4- How much can be person handle? That depends upon your gardening methods, availability of mulch for weed suppression, and what sort of tools are being used. I know a small farmer who handles 9 acres by himself except for harvesting, but he uses a tractor with various attachments, a sprayer, and a backhoe. On the other extreme, I know of a woman who can just barely handle a 1/4 acre which she does totally with hand tools (shovels, hoes, rakes, etc). She often gets others to rototill for her when the garden gets out of hand.

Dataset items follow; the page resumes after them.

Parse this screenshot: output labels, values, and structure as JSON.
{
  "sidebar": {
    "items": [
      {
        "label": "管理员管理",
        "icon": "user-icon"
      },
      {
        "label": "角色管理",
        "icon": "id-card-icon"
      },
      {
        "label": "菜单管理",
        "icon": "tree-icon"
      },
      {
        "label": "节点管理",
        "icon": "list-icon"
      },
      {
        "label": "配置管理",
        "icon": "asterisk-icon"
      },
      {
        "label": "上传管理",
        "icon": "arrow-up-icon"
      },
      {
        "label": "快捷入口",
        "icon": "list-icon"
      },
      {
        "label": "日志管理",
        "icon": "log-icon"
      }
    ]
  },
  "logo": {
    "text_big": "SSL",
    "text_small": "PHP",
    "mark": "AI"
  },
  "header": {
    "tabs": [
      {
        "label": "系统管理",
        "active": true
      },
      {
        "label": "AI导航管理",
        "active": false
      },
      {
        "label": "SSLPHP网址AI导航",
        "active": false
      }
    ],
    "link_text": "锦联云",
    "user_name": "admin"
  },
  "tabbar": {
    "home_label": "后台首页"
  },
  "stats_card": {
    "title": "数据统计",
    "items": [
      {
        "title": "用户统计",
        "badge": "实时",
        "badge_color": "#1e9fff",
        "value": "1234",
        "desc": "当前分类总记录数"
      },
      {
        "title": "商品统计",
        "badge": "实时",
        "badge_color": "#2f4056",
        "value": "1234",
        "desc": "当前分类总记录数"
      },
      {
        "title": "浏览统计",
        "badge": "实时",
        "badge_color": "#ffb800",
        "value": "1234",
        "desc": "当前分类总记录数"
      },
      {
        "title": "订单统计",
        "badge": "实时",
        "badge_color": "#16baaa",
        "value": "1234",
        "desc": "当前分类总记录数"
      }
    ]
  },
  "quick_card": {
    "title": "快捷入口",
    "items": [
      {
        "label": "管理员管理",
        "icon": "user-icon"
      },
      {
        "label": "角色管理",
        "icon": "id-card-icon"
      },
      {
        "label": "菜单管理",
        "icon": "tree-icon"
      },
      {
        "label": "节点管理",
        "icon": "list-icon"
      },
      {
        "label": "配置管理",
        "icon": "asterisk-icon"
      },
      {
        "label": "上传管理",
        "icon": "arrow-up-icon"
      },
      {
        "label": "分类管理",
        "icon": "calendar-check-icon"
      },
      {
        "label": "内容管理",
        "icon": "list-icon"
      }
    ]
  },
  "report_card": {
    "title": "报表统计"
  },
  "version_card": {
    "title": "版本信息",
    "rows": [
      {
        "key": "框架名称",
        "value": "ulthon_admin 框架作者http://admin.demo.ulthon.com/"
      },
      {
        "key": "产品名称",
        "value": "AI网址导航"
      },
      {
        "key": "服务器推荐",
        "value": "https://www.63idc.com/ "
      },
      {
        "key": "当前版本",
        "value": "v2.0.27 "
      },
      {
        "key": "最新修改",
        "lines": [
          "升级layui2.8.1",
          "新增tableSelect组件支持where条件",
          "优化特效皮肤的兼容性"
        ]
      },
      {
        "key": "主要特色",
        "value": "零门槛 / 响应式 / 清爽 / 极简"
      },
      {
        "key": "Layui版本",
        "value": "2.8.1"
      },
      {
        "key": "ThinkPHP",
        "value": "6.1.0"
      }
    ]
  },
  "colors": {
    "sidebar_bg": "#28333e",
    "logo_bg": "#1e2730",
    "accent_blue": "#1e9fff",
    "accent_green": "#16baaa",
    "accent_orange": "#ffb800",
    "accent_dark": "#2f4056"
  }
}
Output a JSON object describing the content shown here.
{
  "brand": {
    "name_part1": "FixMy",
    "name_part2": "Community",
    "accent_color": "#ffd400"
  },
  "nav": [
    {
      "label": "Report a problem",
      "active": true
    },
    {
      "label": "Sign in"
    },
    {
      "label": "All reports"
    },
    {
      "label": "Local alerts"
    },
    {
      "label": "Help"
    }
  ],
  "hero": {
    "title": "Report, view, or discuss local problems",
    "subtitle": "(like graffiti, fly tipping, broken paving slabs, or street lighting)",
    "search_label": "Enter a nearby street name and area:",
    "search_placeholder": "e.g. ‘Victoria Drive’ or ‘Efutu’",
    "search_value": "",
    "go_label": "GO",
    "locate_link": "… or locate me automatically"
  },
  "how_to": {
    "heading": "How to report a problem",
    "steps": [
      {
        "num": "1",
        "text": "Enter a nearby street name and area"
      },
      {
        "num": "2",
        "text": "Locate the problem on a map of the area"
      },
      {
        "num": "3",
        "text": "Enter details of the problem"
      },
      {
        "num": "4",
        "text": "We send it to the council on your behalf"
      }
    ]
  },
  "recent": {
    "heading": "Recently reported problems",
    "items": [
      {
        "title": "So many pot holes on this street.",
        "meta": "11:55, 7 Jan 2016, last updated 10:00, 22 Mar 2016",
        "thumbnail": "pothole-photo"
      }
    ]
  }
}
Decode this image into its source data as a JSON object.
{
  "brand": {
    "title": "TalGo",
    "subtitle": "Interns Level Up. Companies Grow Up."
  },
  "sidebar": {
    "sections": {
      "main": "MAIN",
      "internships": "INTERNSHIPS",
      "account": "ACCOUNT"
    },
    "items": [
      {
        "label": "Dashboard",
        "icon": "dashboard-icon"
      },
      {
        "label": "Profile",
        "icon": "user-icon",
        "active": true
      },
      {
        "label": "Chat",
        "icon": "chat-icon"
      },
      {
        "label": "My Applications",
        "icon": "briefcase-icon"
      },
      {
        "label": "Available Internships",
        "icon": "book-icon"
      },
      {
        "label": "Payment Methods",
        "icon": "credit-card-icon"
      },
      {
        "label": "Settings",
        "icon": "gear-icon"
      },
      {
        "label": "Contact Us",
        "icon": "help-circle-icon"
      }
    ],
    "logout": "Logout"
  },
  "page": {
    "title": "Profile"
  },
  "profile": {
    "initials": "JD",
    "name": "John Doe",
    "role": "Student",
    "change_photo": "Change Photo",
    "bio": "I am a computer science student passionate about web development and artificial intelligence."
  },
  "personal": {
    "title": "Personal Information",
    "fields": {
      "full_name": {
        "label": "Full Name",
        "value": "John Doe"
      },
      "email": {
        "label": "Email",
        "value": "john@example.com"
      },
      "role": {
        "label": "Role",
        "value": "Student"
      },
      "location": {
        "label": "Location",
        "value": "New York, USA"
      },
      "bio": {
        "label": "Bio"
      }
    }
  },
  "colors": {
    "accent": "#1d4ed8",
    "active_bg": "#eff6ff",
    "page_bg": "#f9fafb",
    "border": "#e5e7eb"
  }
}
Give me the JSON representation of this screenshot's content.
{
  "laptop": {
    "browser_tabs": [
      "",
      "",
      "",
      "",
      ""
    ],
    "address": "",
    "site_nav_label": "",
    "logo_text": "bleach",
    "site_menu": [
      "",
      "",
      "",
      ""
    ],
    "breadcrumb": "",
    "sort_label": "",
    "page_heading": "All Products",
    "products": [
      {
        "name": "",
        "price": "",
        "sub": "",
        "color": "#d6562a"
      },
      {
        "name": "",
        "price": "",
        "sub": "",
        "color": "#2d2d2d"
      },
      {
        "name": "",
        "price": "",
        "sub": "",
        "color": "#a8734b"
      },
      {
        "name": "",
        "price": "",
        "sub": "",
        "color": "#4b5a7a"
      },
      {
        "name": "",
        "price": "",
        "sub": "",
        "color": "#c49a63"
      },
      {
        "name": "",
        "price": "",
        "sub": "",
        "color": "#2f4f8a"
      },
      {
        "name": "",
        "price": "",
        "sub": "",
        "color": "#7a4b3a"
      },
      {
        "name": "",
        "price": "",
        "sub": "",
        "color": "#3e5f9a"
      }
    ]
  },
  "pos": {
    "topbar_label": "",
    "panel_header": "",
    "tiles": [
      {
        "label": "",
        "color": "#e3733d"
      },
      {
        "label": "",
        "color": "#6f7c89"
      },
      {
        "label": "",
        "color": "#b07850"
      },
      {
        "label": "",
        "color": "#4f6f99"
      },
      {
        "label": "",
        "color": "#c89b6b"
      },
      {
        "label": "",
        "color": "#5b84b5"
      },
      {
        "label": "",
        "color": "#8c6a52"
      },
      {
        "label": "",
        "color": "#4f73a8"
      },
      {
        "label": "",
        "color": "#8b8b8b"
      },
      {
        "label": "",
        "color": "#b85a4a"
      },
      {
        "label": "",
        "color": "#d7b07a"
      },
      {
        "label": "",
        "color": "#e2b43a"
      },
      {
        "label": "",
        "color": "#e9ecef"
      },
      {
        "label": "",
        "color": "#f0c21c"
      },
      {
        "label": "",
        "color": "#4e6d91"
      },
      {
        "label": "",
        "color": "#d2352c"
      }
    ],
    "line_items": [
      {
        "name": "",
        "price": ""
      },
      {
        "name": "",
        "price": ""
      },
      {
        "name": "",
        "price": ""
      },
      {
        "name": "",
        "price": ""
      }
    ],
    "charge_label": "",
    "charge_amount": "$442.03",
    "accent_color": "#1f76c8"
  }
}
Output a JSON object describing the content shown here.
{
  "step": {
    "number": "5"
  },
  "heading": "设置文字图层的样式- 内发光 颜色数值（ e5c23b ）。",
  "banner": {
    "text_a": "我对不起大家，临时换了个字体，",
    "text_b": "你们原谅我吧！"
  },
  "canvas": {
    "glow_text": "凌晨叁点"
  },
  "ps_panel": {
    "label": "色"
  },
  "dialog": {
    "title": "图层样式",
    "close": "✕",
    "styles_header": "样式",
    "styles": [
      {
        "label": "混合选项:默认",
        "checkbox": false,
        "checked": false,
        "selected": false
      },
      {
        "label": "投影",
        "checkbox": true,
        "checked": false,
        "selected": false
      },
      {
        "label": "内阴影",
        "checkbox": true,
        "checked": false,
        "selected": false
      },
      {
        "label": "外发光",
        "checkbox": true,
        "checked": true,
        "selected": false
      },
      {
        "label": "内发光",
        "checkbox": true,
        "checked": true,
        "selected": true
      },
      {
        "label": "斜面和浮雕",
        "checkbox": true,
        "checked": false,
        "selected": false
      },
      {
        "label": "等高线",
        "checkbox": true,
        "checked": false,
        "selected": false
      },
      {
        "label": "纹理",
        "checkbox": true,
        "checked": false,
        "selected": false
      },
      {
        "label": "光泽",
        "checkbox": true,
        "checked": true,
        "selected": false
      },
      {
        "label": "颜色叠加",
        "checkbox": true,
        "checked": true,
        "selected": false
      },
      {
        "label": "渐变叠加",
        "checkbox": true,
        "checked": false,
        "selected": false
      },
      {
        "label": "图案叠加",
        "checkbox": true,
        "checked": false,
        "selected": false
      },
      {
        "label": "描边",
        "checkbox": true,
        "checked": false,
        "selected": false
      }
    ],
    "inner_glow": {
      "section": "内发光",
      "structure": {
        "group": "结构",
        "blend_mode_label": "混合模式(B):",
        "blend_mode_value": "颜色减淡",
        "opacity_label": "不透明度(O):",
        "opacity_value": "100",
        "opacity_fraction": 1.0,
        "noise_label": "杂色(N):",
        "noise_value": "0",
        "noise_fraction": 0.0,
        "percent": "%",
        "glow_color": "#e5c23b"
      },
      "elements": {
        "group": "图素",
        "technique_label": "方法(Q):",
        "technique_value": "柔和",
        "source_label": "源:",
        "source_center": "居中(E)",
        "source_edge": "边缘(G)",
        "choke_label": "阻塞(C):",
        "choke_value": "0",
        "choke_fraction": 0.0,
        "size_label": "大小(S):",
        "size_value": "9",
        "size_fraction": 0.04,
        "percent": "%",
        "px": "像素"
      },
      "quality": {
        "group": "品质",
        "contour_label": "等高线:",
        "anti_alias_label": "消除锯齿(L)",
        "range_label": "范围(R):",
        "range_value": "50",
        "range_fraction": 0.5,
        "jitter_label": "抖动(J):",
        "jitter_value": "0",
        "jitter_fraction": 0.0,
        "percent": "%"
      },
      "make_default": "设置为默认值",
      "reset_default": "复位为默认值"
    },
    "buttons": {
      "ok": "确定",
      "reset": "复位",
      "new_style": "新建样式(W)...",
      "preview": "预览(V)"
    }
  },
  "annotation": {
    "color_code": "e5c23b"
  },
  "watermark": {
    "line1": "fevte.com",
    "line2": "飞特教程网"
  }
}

I work my own farm by myself (21 1/2 acres). I use small machines where useful, such as rototillers, lawn tractor, chainsaw, shredder, mower, and such. My lawn tractor pulls a cart which I find to be very useful for transporting stuff into and out of the garden. Because of my gardening methods, I can maintain 3 acres in assorted vegetables and grains using different growing methods -- standard, raised beds, container gardens, hydroponics, aquaponics. I also have about an acre in permanent culture -- bananas, papayas, fruit trees, pineapples, sugar cane. I maintain 15 acres in livestock pasture for chickens, ducks, rabbits, a small flock of sheep, and one horse. I have recently added two 16 foot diameters ponds for fish production. I'm considering adding 2 pigs.
So how many can could your group handle? Well, it depends on how they farm and how well they get along with one another.